Entrepreneurial Finance and Private Equity
Middle Stage
Class #10 – Monday,
November 18, 2002
Patent Valuation
Case: Aberlyn
Capital (9-294-083)
Reading: Methods of Intellectual Property Valuation
Optional Reading: A Note
on Venture Leasing (9-294-069) This
note is useful for those unfamiliar with the industry practices in venture
leasing.
Network File:
none
- How
does venture leasing differ from traditional venture capital
investing? In what ways is it
similar?
- Aberlyn
proposes to lend RhoMed $1 million.
RhoMed will make three even payments of principal, at the end of
years 1, 2, and 3, as well as 15% interest on the amount outstanding
before the repayment.
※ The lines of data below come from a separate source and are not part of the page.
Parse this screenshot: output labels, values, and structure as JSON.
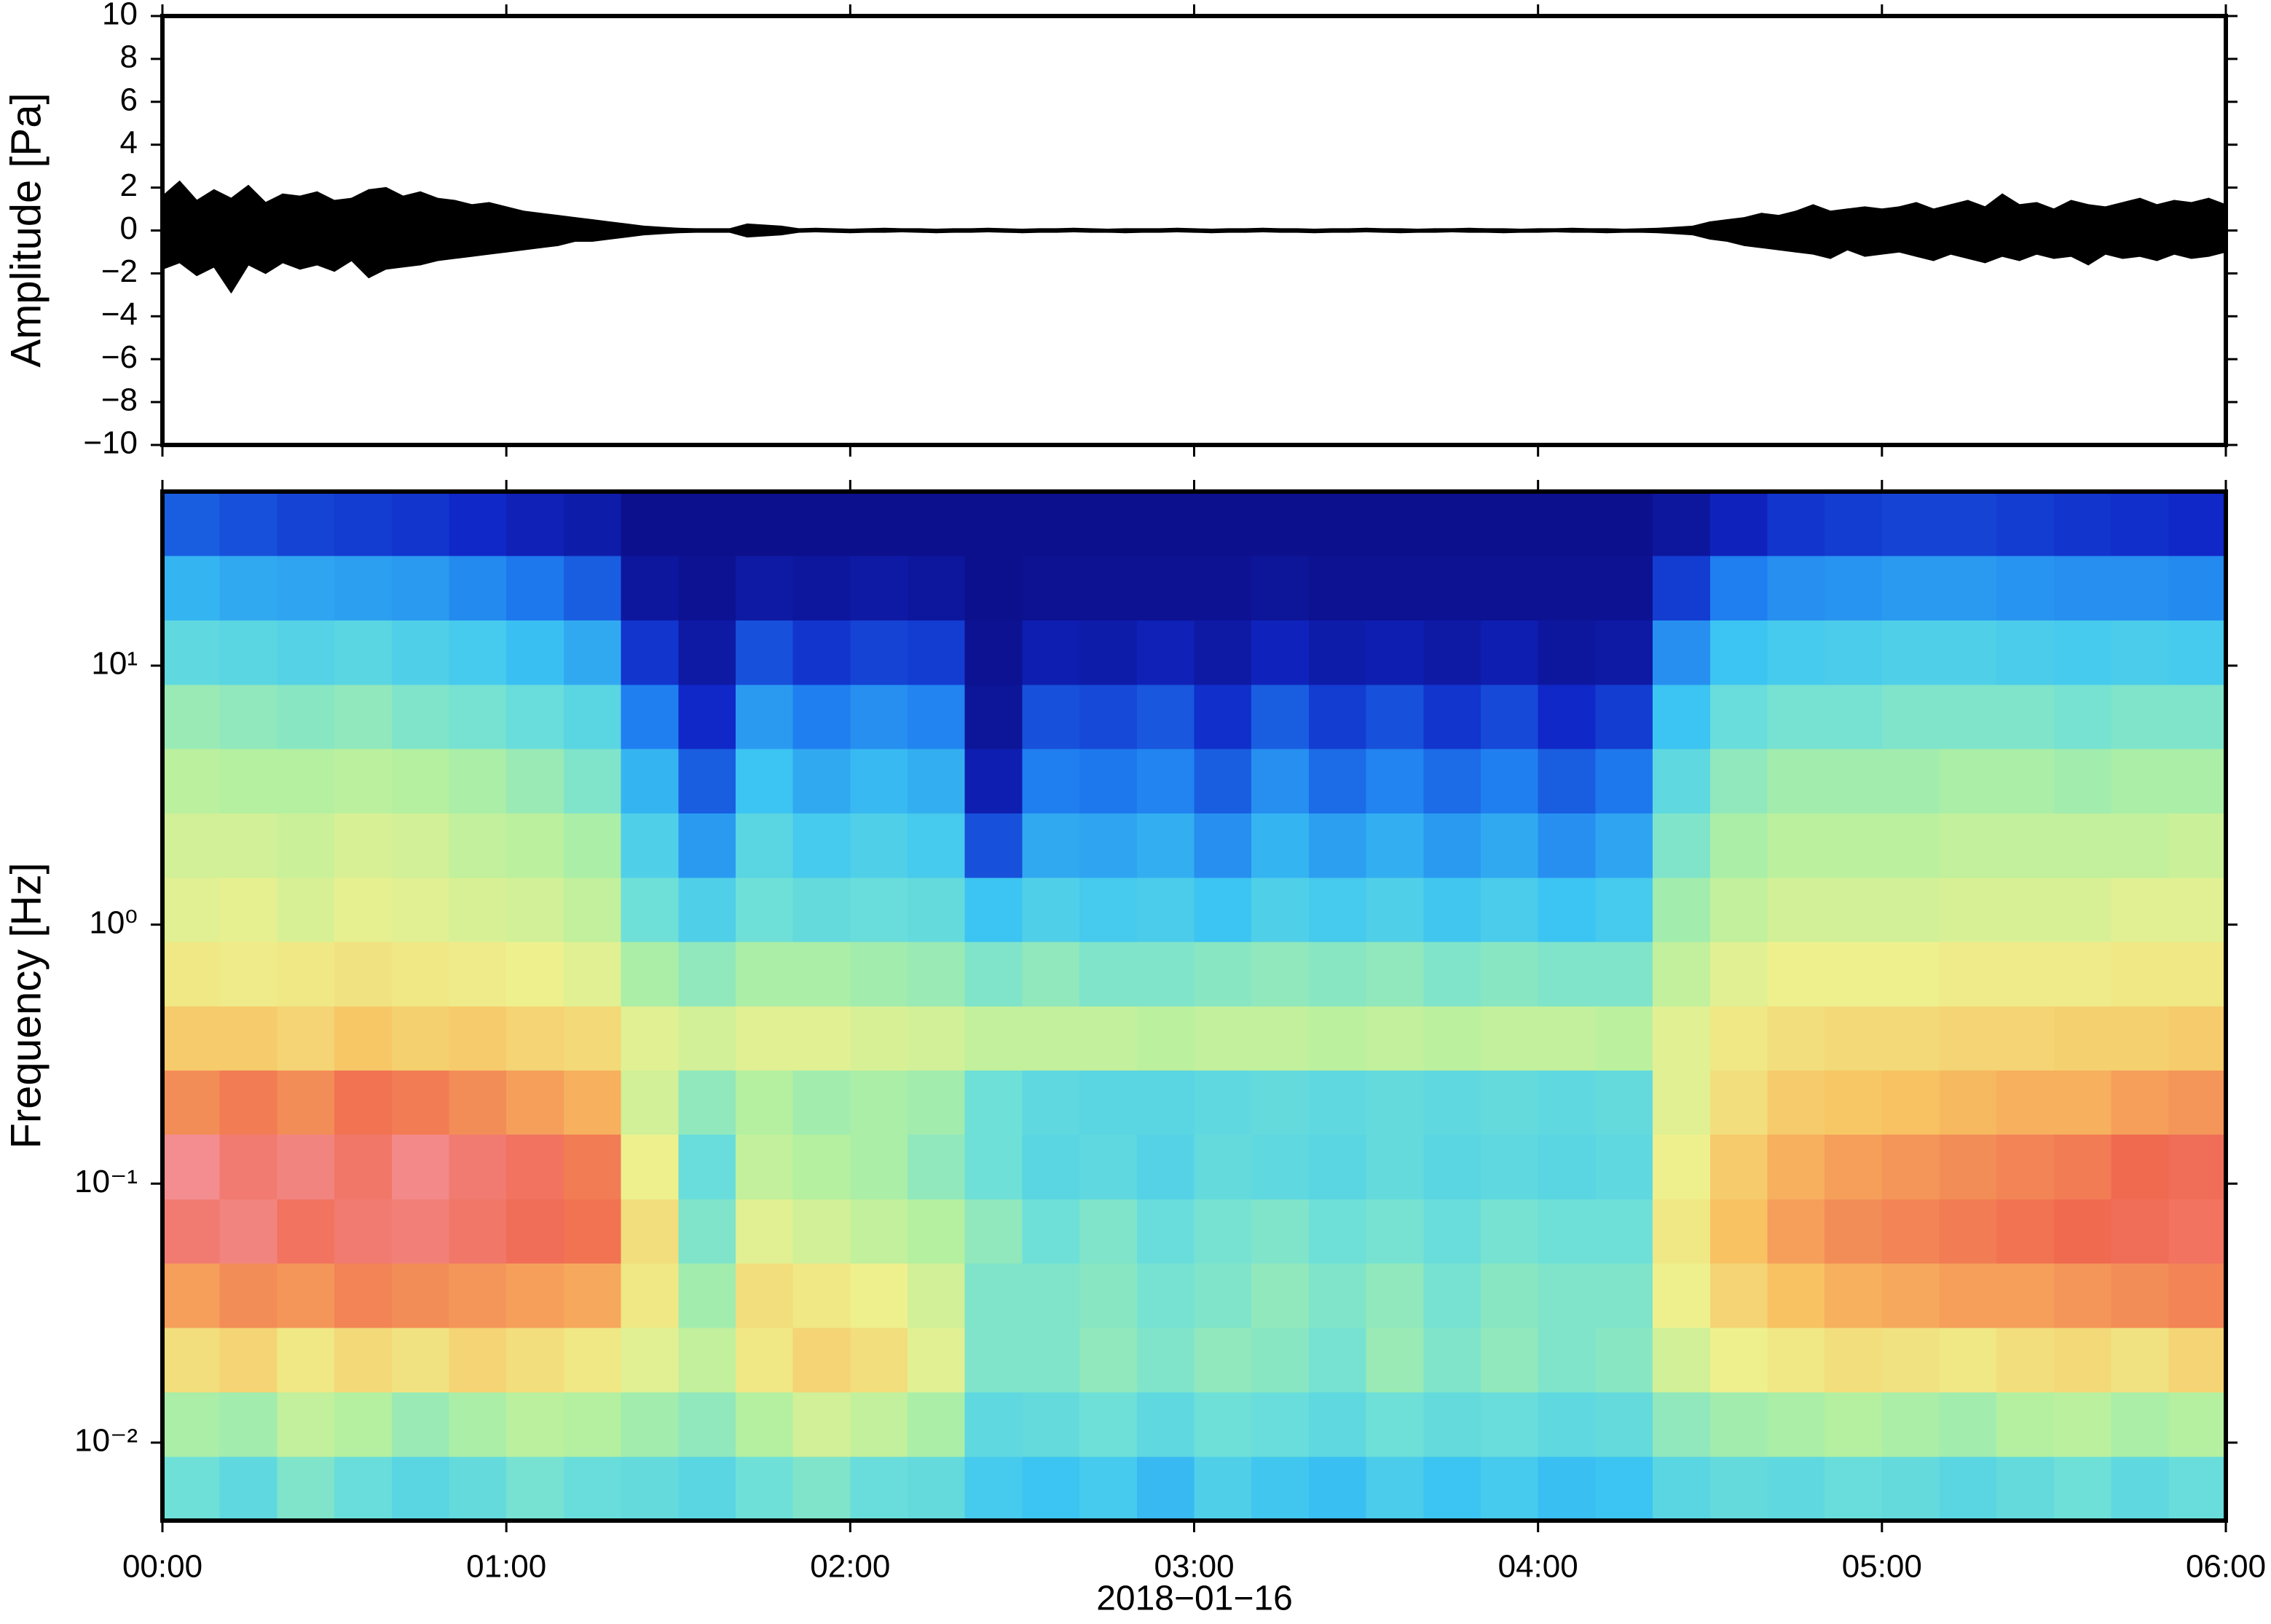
{
  "chart_data": [
    {
      "type": "band",
      "ylabel": "Amplitude [Pa]",
      "color": "#000000",
      "x": [
        0,
        3,
        6,
        9,
        12,
        15,
        18,
        21,
        24,
        27,
        30,
        33,
        36,
        39,
        42,
        45,
        48,
        51,
        54,
        57,
        60,
        63,
        66,
        69,
        72,
        75,
        78,
        81,
        84,
        87,
        90,
        93,
        96,
        99,
        102,
        105,
        108,
        111,
        114,
        117,
        120,
        123,
        126,
        129,
        132,
        135,
        138,
        141,
        144,
        147,
        150,
        153,
        156,
        159,
        162,
        165,
        168,
        171,
        174,
        177,
        180,
        183,
        186,
        189,
        192,
        195,
        198,
        201,
        204,
        207,
        210,
        213,
        216,
        219,
        222,
        225,
        228,
        231,
        234,
        237,
        240,
        243,
        246,
        249,
        252,
        255,
        258,
        261,
        264,
        267,
        270,
        273,
        276,
        279,
        282,
        285,
        288,
        291,
        294,
        297,
        300,
        303,
        306,
        309,
        312,
        315,
        318,
        321,
        324,
        327,
        330,
        333,
        336,
        339,
        342,
        345,
        348,
        351,
        354,
        357,
        360
      ],
      "upper": [
        1.6,
        2.3,
        1.4,
        1.9,
        1.5,
        2.1,
        1.3,
        1.7,
        1.6,
        1.8,
        1.4,
        1.5,
        1.9,
        2.0,
        1.6,
        1.8,
        1.5,
        1.4,
        1.2,
        1.3,
        1.1,
        0.9,
        0.8,
        0.7,
        0.6,
        0.5,
        0.4,
        0.3,
        0.2,
        0.15,
        0.1,
        0.08,
        0.08,
        0.08,
        0.3,
        0.25,
        0.2,
        0.08,
        0.1,
        0.08,
        0.06,
        0.08,
        0.1,
        0.08,
        0.08,
        0.06,
        0.08,
        0.08,
        0.1,
        0.08,
        0.06,
        0.08,
        0.08,
        0.1,
        0.08,
        0.06,
        0.08,
        0.08,
        0.08,
        0.1,
        0.08,
        0.06,
        0.08,
        0.08,
        0.1,
        0.08,
        0.08,
        0.06,
        0.08,
        0.08,
        0.1,
        0.08,
        0.08,
        0.06,
        0.08,
        0.08,
        0.1,
        0.08,
        0.08,
        0.06,
        0.08,
        0.08,
        0.1,
        0.08,
        0.08,
        0.06,
        0.08,
        0.1,
        0.15,
        0.2,
        0.4,
        0.5,
        0.6,
        0.8,
        0.7,
        0.9,
        1.2,
        0.9,
        1.0,
        1.1,
        1.0,
        1.1,
        1.3,
        1.0,
        1.2,
        1.4,
        1.1,
        1.7,
        1.2,
        1.3,
        1.0,
        1.4,
        1.2,
        1.1,
        1.3,
        1.5,
        1.2,
        1.4,
        1.3,
        1.5,
        1.2
      ],
      "lower": [
        -1.8,
        -1.5,
        -2.1,
        -1.7,
        -2.9,
        -1.6,
        -2.0,
        -1.5,
        -1.8,
        -1.6,
        -1.9,
        -1.4,
        -2.2,
        -1.8,
        -1.7,
        -1.6,
        -1.4,
        -1.3,
        -1.2,
        -1.1,
        -1.0,
        -0.9,
        -0.8,
        -0.7,
        -0.5,
        -0.5,
        -0.4,
        -0.3,
        -0.2,
        -0.15,
        -0.1,
        -0.08,
        -0.08,
        -0.08,
        -0.3,
        -0.25,
        -0.2,
        -0.08,
        -0.06,
        -0.08,
        -0.1,
        -0.08,
        -0.08,
        -0.06,
        -0.08,
        -0.1,
        -0.08,
        -0.08,
        -0.06,
        -0.08,
        -0.1,
        -0.08,
        -0.08,
        -0.06,
        -0.08,
        -0.08,
        -0.1,
        -0.08,
        -0.08,
        -0.06,
        -0.08,
        -0.1,
        -0.08,
        -0.08,
        -0.06,
        -0.08,
        -0.08,
        -0.1,
        -0.08,
        -0.08,
        -0.06,
        -0.08,
        -0.1,
        -0.08,
        -0.08,
        -0.06,
        -0.08,
        -0.08,
        -0.1,
        -0.08,
        -0.08,
        -0.06,
        -0.08,
        -0.08,
        -0.1,
        -0.08,
        -0.08,
        -0.1,
        -0.15,
        -0.2,
        -0.4,
        -0.5,
        -0.7,
        -0.8,
        -0.9,
        -1.0,
        -1.1,
        -1.3,
        -0.9,
        -1.2,
        -1.1,
        -1.0,
        -1.2,
        -1.4,
        -1.1,
        -1.3,
        -1.5,
        -1.2,
        -1.4,
        -1.1,
        -1.3,
        -1.2,
        -1.6,
        -1.1,
        -1.3,
        -1.2,
        -1.4,
        -1.1,
        -1.3,
        -1.2,
        -1.0
      ],
      "xlim": [
        0,
        360
      ],
      "xticks": [
        0,
        60,
        120,
        180,
        240,
        300,
        360
      ],
      "ylim": [
        -10,
        10
      ],
      "yticks": [
        {
          "value": -10,
          "label": "−10"
        },
        {
          "value": -8,
          "label": "−8"
        },
        {
          "value": -6,
          "label": "−6"
        },
        {
          "value": -4,
          "label": "−4"
        },
        {
          "value": -2,
          "label": "−2"
        },
        0,
        2,
        4,
        6,
        8,
        10
      ]
    },
    {
      "type": "heatmap",
      "ylabel": "Frequency [Hz]",
      "xlabel": "2018−01−16",
      "yscale": "log",
      "xbins": [
        0,
        10,
        20,
        30,
        40,
        50,
        60,
        70,
        80,
        90,
        100,
        110,
        120,
        130,
        140,
        150,
        160,
        170,
        180,
        190,
        200,
        210,
        220,
        230,
        240,
        250,
        260,
        270,
        280,
        290,
        300,
        310,
        320,
        330,
        340,
        350,
        360
      ],
      "ybins": [
        0.005,
        0.00885,
        0.0157,
        0.0278,
        0.0493,
        0.0873,
        0.155,
        0.274,
        0.485,
        0.86,
        1.52,
        2.7,
        4.78,
        8.47,
        15,
        26.6,
        47
      ],
      "zlim": [
        0,
        100
      ],
      "colorscale": [
        [
          0,
          "#0b0b80"
        ],
        [
          12,
          "#1028c8"
        ],
        [
          25,
          "#1f7ff0"
        ],
        [
          38,
          "#3cc4f2"
        ],
        [
          48,
          "#6ee0d8"
        ],
        [
          56,
          "#b4f0a0"
        ],
        [
          64,
          "#eef08e"
        ],
        [
          74,
          "#f8c262"
        ],
        [
          84,
          "#f06a50"
        ],
        [
          95,
          "#f49aa8"
        ],
        [
          100,
          "#f8b0c0"
        ]
      ],
      "z": [
        [
          48,
          55,
          68,
          78,
          88,
          92,
          80,
          72,
          66,
          62,
          60,
          57,
          53,
          45,
          35,
          20
        ],
        [
          45,
          54,
          70,
          80,
          90,
          88,
          82,
          72,
          65,
          63,
          60,
          56,
          52,
          44,
          33,
          18
        ],
        [
          50,
          58,
          66,
          79,
          86,
          90,
          80,
          70,
          66,
          61,
          59,
          56,
          51,
          43,
          32,
          16
        ],
        [
          47,
          56,
          69,
          81,
          88,
          87,
          83,
          73,
          67,
          63,
          61,
          57,
          52,
          44,
          31,
          15
        ],
        [
          44,
          53,
          67,
          80,
          89,
          91,
          82,
          71,
          66,
          62,
          60,
          56,
          50,
          42,
          30,
          14
        ],
        [
          46,
          55,
          70,
          79,
          87,
          88,
          80,
          72,
          65,
          61,
          58,
          55,
          49,
          40,
          27,
          12
        ],
        [
          49,
          57,
          68,
          78,
          85,
          86,
          78,
          70,
          64,
          60,
          57,
          53,
          47,
          37,
          24,
          9
        ],
        [
          47,
          56,
          66,
          77,
          83,
          82,
          76,
          69,
          62,
          58,
          55,
          50,
          44,
          33,
          20,
          7
        ],
        [
          46,
          54,
          62,
          66,
          68,
          64,
          60,
          62,
          55,
          48,
          42,
          35,
          25,
          14,
          5,
          2
        ],
        [
          44,
          52,
          58,
          54,
          50,
          47,
          52,
          60,
          52,
          42,
          30,
          20,
          12,
          6,
          3,
          2
        ],
        [
          48,
          56,
          66,
          68,
          62,
          58,
          56,
          62,
          55,
          48,
          44,
          38,
          30,
          18,
          6,
          2
        ],
        [
          50,
          60,
          70,
          66,
          60,
          56,
          54,
          62,
          55,
          46,
          40,
          33,
          25,
          14,
          5,
          2
        ],
        [
          47,
          58,
          68,
          64,
          58,
          55,
          55,
          61,
          54,
          47,
          42,
          36,
          28,
          16,
          6,
          2
        ],
        [
          46,
          55,
          62,
          60,
          56,
          52,
          54,
          60,
          53,
          46,
          40,
          34,
          26,
          15,
          5,
          2
        ],
        [
          40,
          45,
          50,
          50,
          52,
          48,
          48,
          58,
          50,
          38,
          18,
          8,
          4,
          3,
          2,
          2
        ],
        [
          38,
          46,
          50,
          50,
          48,
          44,
          45,
          58,
          52,
          42,
          33,
          25,
          18,
          8,
          3,
          2
        ],
        [
          40,
          48,
          52,
          51,
          50,
          45,
          44,
          58,
          50,
          40,
          32,
          24,
          17,
          7,
          3,
          2
        ],
        [
          36,
          45,
          50,
          49,
          47,
          43,
          44,
          57,
          50,
          41,
          34,
          26,
          19,
          9,
          3,
          2
        ],
        [
          42,
          48,
          52,
          50,
          49,
          46,
          45,
          58,
          51,
          38,
          28,
          20,
          13,
          6,
          3,
          2
        ],
        [
          39,
          47,
          51,
          52,
          50,
          45,
          46,
          58,
          52,
          42,
          35,
          28,
          20,
          10,
          4,
          2
        ],
        [
          37,
          45,
          49,
          50,
          48,
          44,
          45,
          57,
          51,
          40,
          31,
          22,
          15,
          7,
          3,
          2
        ],
        [
          41,
          48,
          53,
          52,
          49,
          46,
          46,
          58,
          52,
          42,
          34,
          26,
          18,
          8,
          3,
          2
        ],
        [
          38,
          46,
          50,
          49,
          47,
          44,
          45,
          57,
          50,
          39,
          30,
          22,
          14,
          6,
          3,
          2
        ],
        [
          40,
          47,
          52,
          51,
          49,
          45,
          46,
          58,
          51,
          41,
          33,
          25,
          17,
          8,
          3,
          2
        ],
        [
          37,
          45,
          50,
          50,
          48,
          44,
          45,
          58,
          50,
          38,
          28,
          20,
          12,
          5,
          3,
          2
        ],
        [
          38,
          46,
          51,
          50,
          48,
          45,
          46,
          57,
          50,
          40,
          32,
          24,
          15,
          6,
          3,
          2
        ],
        [
          44,
          52,
          60,
          64,
          66,
          64,
          62,
          62,
          58,
          54,
          50,
          45,
          38,
          28,
          15,
          5
        ],
        [
          46,
          54,
          64,
          70,
          74,
          72,
          68,
          66,
          62,
          58,
          55,
          52,
          47,
          38,
          25,
          10
        ],
        [
          45,
          55,
          66,
          74,
          78,
          76,
          72,
          68,
          64,
          60,
          57,
          54,
          49,
          40,
          28,
          14
        ],
        [
          47,
          56,
          68,
          76,
          80,
          78,
          73,
          69,
          64,
          60,
          57,
          54,
          49,
          41,
          29,
          15
        ],
        [
          46,
          55,
          67,
          77,
          81,
          79,
          74,
          69,
          64,
          60,
          57,
          54,
          50,
          42,
          30,
          16
        ],
        [
          44,
          54,
          66,
          78,
          82,
          80,
          75,
          70,
          65,
          61,
          58,
          55,
          50,
          42,
          30,
          16
        ],
        [
          46,
          56,
          68,
          78,
          83,
          81,
          76,
          70,
          65,
          61,
          58,
          55,
          50,
          41,
          29,
          15
        ],
        [
          48,
          57,
          69,
          79,
          84,
          82,
          76,
          71,
          65,
          61,
          58,
          54,
          49,
          40,
          28,
          14
        ],
        [
          45,
          55,
          67,
          80,
          85,
          84,
          78,
          71,
          66,
          62,
          58,
          55,
          50,
          41,
          28,
          13
        ],
        [
          47,
          56,
          70,
          81,
          86,
          85,
          79,
          72,
          66,
          62,
          59,
          55,
          50,
          40,
          27,
          12
        ]
      ],
      "xlim": [
        0,
        360
      ],
      "xticks": [
        {
          "value": 0,
          "label": "00:00"
        },
        {
          "value": 60,
          "label": "01:00"
        },
        {
          "value": 120,
          "label": "02:00"
        },
        {
          "value": 180,
          "label": "03:00"
        },
        {
          "value": 240,
          "label": "04:00"
        },
        {
          "value": 300,
          "label": "05:00"
        },
        {
          "value": 360,
          "label": "06:00"
        }
      ],
      "ylim": [
        0.005,
        47
      ],
      "yticks": [
        {
          "value": 0.01,
          "label": "10⁻²"
        },
        {
          "value": 0.1,
          "label": "10⁻¹"
        },
        {
          "value": 1,
          "label": "10⁰"
        },
        {
          "value": 10,
          "label": "10¹"
        }
      ]
    }
  ]
}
For example,
at the end of the first year, RhoMed will pay $333,333 of principal, plus
$150,000 of interest ($1,000,000* 15%).
In addition, Aberlyn receives about 70,000 warrants. Each warrant allows it to purchase one
RhoMed share for $1.45 at any point over the next five years.
- How
did Aberlyn calculate how many warrants it should receive? Does the warrant exercise price of $1.45
reflect RhoMed’s value.
- What
is the real rate of return to Aberlyn?
To calculate this, you will need to compute the value of the
options using the information above and in the case. Foot note 9 in the case provides two
suggestions of value.
- Does
the valuation of the patent to be transferred to Aberlyn as part of the
FLIP, reproduced in Exhibit 8, appear to be reasonable?